Gabriel will für längeres Bleiberecht werben

Wirtschaftsminister Gabriel will sich in der Bundesregierung genau dafür einsetzen, dass junge Flüchtlinge nach Abschluss ihrer Ausbildung noch mindestens ein oder zwei weitere Jahre in Deutschland bleiben dürfen. Niemand werde eingestellt, wenn unklar sei, ob er bleibe, sagte Gabriel.

Bei den Innenministern und beim Koalitionspartner Union wolle er bis zum Flüchtlingsgipfel am 24. September dafür noch Überzeugungsarbeit leisten, sagte der SPD-Chef. Auch die Altersgrenze von 21 Jahren zur Aufnahme einer qualifizierten Ausbildung stehe zur Debatte.

Flüchtlinge und Arbeitgeber brauchen oft einen langen Atem: Generell dürfen Asylbewerber drei Monate nach Antragstellung nicht arbeiten.
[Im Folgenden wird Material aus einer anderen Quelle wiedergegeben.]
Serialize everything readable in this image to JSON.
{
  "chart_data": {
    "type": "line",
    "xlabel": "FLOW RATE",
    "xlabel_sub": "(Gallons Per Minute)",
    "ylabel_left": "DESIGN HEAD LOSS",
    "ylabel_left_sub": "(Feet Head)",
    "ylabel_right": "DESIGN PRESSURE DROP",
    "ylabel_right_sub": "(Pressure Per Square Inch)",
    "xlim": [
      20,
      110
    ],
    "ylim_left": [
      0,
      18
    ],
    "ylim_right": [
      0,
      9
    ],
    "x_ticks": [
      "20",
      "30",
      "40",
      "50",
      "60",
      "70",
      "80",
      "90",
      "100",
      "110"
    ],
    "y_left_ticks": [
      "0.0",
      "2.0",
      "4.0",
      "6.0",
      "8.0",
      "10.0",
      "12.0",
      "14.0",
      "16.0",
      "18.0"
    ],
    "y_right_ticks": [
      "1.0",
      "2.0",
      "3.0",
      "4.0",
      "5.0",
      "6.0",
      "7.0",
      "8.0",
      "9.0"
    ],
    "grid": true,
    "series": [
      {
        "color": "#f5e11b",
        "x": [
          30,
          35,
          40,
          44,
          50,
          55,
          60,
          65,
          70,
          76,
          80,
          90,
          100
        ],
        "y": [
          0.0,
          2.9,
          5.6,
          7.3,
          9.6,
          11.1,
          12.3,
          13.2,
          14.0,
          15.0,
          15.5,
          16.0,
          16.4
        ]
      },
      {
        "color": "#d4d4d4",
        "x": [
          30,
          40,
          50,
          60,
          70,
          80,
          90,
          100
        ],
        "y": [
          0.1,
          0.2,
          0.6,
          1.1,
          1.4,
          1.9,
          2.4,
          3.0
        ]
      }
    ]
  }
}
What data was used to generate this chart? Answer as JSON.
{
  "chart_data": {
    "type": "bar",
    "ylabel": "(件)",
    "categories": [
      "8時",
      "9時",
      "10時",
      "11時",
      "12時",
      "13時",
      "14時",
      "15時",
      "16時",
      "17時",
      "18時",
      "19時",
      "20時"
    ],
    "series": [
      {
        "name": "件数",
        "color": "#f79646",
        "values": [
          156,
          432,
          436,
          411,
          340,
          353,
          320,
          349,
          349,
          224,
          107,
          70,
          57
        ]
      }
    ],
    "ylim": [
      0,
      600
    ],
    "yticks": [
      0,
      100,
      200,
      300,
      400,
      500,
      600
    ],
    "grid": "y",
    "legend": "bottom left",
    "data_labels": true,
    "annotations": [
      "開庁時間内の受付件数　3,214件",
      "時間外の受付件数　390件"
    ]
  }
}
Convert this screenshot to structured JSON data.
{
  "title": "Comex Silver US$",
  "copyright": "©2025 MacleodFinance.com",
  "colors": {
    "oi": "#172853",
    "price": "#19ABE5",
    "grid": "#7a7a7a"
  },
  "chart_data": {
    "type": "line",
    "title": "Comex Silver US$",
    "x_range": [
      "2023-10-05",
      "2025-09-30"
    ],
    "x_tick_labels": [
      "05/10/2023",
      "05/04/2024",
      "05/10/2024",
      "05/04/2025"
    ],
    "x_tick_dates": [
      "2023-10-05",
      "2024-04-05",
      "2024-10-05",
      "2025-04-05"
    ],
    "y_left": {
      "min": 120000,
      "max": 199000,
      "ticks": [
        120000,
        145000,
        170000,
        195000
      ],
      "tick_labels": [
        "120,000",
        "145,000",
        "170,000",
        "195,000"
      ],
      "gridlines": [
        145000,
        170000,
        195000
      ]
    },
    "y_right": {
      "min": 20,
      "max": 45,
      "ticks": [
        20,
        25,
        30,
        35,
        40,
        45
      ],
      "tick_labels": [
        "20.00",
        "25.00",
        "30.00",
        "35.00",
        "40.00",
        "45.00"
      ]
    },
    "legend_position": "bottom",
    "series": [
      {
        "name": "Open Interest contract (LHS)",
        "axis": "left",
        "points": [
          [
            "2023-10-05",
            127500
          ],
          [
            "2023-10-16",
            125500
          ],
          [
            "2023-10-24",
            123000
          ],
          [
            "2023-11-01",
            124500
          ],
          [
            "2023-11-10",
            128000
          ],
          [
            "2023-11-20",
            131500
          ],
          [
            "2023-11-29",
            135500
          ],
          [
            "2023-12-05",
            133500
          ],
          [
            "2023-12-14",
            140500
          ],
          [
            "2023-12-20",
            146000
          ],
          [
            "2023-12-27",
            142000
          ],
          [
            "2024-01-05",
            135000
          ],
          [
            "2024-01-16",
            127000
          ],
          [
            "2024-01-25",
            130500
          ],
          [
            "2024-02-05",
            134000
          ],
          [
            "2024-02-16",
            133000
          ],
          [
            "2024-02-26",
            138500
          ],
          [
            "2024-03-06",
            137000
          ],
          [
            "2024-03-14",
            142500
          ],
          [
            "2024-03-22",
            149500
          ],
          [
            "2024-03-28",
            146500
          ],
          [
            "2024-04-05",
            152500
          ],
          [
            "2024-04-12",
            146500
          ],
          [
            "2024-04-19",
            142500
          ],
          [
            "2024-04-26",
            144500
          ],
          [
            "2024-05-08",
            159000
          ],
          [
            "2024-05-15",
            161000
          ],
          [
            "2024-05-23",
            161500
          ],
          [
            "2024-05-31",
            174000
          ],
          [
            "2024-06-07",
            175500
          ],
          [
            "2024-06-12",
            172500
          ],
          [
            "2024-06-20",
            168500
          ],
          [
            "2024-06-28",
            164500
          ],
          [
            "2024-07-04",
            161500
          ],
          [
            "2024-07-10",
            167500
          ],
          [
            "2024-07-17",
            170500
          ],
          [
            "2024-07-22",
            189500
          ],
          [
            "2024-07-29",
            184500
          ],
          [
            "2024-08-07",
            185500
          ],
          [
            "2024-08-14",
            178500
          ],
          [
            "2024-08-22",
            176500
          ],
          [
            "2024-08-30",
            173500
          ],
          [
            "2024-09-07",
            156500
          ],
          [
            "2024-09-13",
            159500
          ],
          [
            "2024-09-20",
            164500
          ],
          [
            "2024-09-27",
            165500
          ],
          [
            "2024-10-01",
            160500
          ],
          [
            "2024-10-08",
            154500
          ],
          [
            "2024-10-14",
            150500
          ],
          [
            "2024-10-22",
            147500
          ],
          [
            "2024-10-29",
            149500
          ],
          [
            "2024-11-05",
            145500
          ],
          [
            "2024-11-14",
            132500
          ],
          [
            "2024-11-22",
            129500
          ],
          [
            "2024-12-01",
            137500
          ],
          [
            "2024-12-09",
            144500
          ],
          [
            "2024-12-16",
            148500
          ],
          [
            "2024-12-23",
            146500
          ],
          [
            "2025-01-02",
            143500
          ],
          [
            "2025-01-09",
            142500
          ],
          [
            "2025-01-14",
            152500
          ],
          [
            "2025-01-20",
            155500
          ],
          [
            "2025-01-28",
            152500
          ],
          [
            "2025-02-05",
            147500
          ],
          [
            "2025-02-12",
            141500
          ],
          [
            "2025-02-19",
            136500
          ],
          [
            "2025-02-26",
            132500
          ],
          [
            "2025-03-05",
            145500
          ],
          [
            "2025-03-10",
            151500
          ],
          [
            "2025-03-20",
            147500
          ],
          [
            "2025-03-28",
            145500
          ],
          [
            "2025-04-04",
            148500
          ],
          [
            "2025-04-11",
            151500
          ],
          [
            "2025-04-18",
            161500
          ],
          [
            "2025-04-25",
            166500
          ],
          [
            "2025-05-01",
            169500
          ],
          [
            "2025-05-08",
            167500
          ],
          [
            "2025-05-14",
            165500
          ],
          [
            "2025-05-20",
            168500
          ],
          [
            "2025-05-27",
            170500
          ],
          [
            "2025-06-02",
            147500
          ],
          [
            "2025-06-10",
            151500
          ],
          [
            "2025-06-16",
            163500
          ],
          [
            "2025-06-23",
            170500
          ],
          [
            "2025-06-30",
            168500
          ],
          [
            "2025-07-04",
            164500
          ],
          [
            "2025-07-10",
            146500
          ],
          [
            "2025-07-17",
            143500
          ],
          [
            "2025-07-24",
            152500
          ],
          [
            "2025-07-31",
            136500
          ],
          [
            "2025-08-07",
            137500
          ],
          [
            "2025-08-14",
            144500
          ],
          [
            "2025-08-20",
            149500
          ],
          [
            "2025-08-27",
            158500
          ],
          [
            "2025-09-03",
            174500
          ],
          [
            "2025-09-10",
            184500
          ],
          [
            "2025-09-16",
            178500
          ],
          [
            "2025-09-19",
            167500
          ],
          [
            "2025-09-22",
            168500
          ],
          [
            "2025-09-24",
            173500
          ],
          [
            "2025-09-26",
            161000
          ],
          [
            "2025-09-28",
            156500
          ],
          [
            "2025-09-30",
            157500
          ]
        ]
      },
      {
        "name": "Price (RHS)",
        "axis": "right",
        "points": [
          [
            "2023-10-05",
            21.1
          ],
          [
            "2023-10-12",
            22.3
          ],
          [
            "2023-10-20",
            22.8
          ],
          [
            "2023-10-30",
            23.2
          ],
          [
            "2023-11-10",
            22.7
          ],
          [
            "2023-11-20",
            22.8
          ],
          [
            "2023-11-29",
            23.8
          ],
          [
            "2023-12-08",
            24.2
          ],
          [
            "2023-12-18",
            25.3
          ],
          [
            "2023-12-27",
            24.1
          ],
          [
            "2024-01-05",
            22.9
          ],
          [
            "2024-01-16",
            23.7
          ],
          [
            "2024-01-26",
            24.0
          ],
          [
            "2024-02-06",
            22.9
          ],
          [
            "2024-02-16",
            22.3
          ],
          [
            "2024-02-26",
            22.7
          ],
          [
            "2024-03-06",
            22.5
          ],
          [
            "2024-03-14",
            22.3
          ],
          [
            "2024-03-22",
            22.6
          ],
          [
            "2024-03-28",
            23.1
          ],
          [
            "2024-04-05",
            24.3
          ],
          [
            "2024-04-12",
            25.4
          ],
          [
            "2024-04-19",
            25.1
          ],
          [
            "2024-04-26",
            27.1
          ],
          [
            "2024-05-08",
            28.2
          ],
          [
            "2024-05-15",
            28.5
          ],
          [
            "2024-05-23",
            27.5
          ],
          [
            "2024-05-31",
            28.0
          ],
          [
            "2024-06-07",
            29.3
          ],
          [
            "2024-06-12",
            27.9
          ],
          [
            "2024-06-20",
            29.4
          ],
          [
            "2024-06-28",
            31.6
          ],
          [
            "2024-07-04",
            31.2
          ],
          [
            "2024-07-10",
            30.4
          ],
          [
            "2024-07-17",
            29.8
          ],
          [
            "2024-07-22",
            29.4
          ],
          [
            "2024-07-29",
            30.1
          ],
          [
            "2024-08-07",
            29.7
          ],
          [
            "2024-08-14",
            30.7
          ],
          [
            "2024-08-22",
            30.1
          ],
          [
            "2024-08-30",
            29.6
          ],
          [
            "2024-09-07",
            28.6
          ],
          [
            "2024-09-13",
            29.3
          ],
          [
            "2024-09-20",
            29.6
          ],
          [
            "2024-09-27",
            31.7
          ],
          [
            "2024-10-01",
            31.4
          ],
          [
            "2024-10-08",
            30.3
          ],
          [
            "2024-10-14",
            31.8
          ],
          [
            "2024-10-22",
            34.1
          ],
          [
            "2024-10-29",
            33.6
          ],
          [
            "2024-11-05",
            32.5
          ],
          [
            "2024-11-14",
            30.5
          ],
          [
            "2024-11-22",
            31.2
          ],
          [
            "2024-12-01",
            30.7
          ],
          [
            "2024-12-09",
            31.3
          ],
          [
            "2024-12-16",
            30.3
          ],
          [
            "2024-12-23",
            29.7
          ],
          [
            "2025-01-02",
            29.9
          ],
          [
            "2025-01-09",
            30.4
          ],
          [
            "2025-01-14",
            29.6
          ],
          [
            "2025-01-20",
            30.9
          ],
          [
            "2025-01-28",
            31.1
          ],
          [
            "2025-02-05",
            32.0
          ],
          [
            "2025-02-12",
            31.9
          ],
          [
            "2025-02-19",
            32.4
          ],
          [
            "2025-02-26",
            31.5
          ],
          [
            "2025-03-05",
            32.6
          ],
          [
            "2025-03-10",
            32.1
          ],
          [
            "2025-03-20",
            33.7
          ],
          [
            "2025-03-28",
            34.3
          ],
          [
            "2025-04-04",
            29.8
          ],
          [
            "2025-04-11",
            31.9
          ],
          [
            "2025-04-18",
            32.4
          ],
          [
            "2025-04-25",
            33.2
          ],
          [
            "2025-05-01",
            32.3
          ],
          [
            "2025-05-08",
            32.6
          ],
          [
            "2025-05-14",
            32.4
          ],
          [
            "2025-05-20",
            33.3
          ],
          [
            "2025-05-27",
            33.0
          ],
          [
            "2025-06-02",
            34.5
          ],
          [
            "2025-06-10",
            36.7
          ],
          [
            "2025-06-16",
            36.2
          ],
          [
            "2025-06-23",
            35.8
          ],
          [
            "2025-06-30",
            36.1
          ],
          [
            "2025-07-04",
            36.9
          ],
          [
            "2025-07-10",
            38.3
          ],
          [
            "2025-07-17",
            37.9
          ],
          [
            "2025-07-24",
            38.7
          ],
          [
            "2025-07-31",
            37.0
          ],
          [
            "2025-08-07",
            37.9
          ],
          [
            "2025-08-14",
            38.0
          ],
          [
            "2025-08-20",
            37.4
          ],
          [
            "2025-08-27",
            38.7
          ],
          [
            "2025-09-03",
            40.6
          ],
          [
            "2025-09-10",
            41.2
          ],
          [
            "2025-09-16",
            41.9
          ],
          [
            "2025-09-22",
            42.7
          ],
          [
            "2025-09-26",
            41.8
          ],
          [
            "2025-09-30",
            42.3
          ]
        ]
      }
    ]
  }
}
Der Sprachkurs dauert in der Regel sechs Monate. Bei Bewerbern mit laufendem Asylverfahren oder Duldung ist in den ersten 15 Monaten des Aufenthalts eine Vorrangprüfung erforderlich, die klärt, ob es einen geeigneten deutschen oder europäischen Kandidaten für eine Stelle gibt oder ob der Asylbewerber sie bekommen kann. Diese Vorrangprüfung entfällt bislang nur bei sogenannten Mangelberufen wie Klempner oder Sanitärtechniker.